In my beloved state of North Carolina, counting up Republican and Democrat votes and applying them to the presidential race is tricky. We have a lot of conservative Democrats here who are registered as such, but that doesn't mean they vote for Democrats, especially in national elections. Locally, our Democrats tend to be a lot more conservative than the Democrat nominee for president, which is why, in 2008, Obama won North Carolina by a much smaller margin than his national margin.
In '08, Obama won North Carolina by exactly 14,177 votes.
As of right now, when compared to 2008, Republican early vote totals are up over 42,000 more than they were in '08:
The GOP has a net advantage of more than 42,000 votes over Democrats compared to last time around, and Mitt Romney spokeswoman Rachel Adams points out that would more than erase the 14,177-vote victory by Obama last time around.

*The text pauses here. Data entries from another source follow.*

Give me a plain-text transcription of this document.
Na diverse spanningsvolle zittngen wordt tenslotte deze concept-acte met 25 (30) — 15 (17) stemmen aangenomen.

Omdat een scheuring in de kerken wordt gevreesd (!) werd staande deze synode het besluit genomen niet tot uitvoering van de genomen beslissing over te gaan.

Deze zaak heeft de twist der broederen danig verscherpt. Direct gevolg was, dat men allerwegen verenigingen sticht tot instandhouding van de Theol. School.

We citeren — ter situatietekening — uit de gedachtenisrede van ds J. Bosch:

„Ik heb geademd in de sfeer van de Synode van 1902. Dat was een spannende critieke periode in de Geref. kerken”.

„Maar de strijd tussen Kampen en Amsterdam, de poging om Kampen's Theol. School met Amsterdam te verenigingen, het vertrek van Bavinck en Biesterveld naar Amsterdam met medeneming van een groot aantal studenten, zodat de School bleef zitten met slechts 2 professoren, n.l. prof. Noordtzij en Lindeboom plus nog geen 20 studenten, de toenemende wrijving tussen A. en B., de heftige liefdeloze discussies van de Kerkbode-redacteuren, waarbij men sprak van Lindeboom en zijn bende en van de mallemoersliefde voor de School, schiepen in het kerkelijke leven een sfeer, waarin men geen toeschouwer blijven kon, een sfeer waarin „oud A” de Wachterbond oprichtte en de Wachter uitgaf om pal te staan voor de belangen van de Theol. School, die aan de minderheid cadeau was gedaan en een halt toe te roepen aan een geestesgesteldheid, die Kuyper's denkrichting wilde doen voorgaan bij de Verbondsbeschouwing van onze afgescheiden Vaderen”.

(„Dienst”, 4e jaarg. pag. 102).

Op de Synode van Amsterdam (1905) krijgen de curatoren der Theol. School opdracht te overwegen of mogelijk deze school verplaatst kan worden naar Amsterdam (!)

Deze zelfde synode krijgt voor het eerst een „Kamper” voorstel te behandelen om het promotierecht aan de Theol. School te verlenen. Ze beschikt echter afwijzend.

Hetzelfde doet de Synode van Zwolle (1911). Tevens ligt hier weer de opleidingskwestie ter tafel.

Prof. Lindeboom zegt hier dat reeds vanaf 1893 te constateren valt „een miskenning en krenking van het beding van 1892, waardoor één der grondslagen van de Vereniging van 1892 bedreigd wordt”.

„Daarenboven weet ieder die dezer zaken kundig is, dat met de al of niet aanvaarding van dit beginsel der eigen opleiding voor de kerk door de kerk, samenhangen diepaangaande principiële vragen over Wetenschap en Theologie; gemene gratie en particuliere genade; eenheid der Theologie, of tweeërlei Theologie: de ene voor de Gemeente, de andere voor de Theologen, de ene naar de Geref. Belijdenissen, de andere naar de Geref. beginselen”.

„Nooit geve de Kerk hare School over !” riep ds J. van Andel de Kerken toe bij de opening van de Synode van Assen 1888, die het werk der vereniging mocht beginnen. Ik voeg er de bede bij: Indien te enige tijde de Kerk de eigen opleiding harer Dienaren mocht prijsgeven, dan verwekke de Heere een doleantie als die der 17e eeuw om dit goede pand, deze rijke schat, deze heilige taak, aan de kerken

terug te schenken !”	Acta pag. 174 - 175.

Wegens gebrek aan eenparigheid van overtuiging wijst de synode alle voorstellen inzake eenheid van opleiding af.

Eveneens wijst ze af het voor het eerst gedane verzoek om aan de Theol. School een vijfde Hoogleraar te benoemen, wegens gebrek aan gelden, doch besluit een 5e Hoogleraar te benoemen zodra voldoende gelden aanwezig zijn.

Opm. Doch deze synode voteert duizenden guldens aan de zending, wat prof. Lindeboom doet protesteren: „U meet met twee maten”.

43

Adams said the ground they’ve already gained and a trend from the last presidential election gives reason to believe North Carolina will turn red. Last time, Democratic turnout steadily dropped off as the early voting period wore on, while Republicans gained steam. That has happened again at a relatively similar rate.

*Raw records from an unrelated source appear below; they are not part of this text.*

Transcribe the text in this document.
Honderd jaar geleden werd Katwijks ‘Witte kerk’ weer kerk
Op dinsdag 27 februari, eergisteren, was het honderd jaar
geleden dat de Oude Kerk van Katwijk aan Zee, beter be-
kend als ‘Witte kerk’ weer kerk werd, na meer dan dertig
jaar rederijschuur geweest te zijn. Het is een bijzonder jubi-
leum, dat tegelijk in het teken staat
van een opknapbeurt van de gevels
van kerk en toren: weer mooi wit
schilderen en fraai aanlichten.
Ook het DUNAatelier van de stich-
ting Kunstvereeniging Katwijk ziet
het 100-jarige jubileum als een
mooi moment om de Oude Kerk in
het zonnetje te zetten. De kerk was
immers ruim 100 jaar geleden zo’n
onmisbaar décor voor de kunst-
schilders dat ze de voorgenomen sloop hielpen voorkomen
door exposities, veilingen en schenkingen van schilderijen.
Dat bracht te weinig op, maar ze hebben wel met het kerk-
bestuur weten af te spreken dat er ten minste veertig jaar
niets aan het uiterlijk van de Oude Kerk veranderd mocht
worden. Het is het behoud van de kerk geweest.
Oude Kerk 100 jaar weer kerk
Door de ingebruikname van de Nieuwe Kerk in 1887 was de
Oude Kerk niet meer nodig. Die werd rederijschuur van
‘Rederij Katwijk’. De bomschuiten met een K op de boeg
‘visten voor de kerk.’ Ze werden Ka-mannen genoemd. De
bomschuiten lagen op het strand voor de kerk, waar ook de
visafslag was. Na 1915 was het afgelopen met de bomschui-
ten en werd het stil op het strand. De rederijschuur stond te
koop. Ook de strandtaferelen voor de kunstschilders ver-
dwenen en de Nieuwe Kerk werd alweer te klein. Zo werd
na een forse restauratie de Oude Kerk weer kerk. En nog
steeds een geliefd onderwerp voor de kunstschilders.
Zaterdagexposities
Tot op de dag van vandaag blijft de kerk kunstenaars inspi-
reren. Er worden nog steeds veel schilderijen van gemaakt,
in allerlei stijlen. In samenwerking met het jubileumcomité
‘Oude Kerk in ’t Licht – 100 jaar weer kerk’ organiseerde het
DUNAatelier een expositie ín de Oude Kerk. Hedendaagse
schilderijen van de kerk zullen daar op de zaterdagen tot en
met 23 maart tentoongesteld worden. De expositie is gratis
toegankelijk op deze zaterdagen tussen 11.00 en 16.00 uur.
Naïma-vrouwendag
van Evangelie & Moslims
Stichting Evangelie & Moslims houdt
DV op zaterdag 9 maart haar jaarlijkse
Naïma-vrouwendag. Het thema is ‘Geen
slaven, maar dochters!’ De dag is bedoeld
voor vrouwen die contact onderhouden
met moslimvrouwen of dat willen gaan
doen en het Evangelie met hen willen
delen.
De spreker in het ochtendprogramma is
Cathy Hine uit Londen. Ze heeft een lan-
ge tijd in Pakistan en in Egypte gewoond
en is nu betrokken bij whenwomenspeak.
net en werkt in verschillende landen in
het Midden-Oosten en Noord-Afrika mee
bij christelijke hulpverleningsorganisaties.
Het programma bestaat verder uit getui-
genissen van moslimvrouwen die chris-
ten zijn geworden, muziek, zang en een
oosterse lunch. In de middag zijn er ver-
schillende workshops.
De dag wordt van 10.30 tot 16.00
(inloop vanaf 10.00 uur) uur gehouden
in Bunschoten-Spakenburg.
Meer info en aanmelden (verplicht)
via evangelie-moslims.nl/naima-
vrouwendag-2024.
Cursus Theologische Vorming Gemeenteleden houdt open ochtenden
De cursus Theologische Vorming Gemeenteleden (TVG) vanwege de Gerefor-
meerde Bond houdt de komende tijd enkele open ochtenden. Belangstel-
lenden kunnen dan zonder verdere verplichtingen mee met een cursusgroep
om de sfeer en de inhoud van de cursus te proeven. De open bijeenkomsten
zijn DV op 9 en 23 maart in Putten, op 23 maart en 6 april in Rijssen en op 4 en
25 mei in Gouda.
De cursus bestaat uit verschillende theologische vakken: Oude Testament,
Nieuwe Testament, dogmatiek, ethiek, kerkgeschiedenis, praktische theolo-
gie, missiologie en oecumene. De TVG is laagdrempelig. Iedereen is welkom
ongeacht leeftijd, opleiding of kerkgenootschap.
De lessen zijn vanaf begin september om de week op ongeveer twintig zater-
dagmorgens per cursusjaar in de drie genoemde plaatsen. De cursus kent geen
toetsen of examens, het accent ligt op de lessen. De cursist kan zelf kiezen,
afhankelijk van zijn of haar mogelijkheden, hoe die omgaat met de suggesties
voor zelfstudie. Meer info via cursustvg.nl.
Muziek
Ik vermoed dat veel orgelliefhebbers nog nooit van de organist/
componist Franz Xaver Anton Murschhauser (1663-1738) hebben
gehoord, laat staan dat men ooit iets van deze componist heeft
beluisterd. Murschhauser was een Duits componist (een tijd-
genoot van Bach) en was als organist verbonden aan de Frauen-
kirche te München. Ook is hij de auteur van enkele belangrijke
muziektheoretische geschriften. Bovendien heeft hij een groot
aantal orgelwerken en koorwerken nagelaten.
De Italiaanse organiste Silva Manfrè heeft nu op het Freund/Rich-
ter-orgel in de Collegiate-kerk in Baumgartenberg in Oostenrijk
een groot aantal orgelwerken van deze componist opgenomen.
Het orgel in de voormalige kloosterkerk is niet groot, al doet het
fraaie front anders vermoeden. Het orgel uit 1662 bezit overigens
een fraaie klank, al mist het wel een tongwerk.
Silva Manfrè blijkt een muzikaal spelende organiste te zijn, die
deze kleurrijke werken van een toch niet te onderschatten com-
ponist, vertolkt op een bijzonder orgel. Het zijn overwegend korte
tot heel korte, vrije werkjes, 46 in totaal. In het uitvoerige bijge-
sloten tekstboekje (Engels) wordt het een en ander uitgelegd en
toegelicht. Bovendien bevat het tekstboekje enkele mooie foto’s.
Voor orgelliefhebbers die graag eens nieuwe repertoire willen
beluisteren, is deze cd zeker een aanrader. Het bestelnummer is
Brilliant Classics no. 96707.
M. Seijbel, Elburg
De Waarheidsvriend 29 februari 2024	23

In total early voting numbers, Democrats are beating Republicans by large numbers. As of right now, the hard data shows that, of the 1.5 million ballots received, 50% came from Democrats, 31% from Republicans, and the remaining from unaffiliated voters. That looks like a blowout in favor of Obama, but it's not -- for all the reasons listed above.
And with Republican early voters already wiping out Obama's 2008 lead in a year in which the president is almost certain to attract fewer voters everywhere, North Carolina is looking like it's well on its way to turning back to its natural shade of red.